Default: 16 x 256 x 256

Validation

The current training workflow uses a standard train/validation split. The default validation split is 20%.

K-fold cross-validation is not active in this release.

Each run writes validation.json with the active validation mode, split fraction, random seed, total patch count, train patch count, and validation patch count. The training log also reports the same split. Per-epoch validation metrics are written to history.csv.

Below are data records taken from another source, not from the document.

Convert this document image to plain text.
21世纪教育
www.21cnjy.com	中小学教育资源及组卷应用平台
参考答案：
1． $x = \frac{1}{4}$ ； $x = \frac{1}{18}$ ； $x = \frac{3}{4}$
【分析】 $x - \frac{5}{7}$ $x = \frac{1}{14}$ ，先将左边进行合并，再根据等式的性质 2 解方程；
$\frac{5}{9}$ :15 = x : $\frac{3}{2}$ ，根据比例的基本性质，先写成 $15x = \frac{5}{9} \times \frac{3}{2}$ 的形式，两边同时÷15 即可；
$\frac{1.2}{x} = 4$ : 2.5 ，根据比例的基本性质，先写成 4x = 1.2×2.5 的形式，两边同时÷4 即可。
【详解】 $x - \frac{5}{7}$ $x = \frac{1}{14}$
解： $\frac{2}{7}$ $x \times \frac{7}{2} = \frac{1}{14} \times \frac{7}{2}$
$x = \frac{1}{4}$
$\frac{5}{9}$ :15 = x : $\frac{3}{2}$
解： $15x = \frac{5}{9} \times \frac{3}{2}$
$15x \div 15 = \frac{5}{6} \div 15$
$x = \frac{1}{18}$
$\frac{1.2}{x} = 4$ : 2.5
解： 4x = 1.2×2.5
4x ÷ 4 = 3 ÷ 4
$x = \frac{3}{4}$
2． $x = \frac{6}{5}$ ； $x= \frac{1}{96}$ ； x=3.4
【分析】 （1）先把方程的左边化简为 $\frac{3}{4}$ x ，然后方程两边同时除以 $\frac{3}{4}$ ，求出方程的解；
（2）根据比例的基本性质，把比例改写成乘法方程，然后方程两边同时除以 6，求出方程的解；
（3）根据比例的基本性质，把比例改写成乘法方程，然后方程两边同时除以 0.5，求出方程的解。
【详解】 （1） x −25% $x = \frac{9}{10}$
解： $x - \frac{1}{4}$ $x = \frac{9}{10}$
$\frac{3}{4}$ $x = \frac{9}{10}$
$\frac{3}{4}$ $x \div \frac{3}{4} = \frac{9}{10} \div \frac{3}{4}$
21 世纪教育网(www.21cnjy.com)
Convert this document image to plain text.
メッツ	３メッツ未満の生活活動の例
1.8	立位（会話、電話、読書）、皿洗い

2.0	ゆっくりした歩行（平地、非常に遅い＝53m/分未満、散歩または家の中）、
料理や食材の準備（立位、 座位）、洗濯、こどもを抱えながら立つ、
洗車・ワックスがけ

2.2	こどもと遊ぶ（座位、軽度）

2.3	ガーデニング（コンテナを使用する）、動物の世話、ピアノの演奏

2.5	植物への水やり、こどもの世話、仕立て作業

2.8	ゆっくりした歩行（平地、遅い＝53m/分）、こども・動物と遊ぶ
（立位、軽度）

At training start, the log reports the model backend, model family, backbone/encoder, encoder weights, capacity, patch settings, augmentation preset, validation setup, epochs, and batch size. The same user-readable summary is written to run_summary.txt, while full structured settings are saved in config.json.

Outputs

Each run folder can contain:

  • best_model.pt
  • config.json
  • run_summary.txt
  • summary.json
  • history.csv
  • validation.json
  • pairs.csv
  • prediction TIFF outputs

Current scope

This release is focused on TIFF-based supervised U-Net training and inference.

OME-Zarr, spectral/lambda workflows, and SAM-assisted annotation are intentionally outside the scope of this version.

Reference

This project builds on U-Net-based nerve morphometry workflows described in:

Moiseev D, Hu B, Li J. Morphometric Analysis of Peripheral Myelinated Nerve Fibers through Deep Learning. Journal of the Peripheral Nervous System. 2019;24(1):87-93.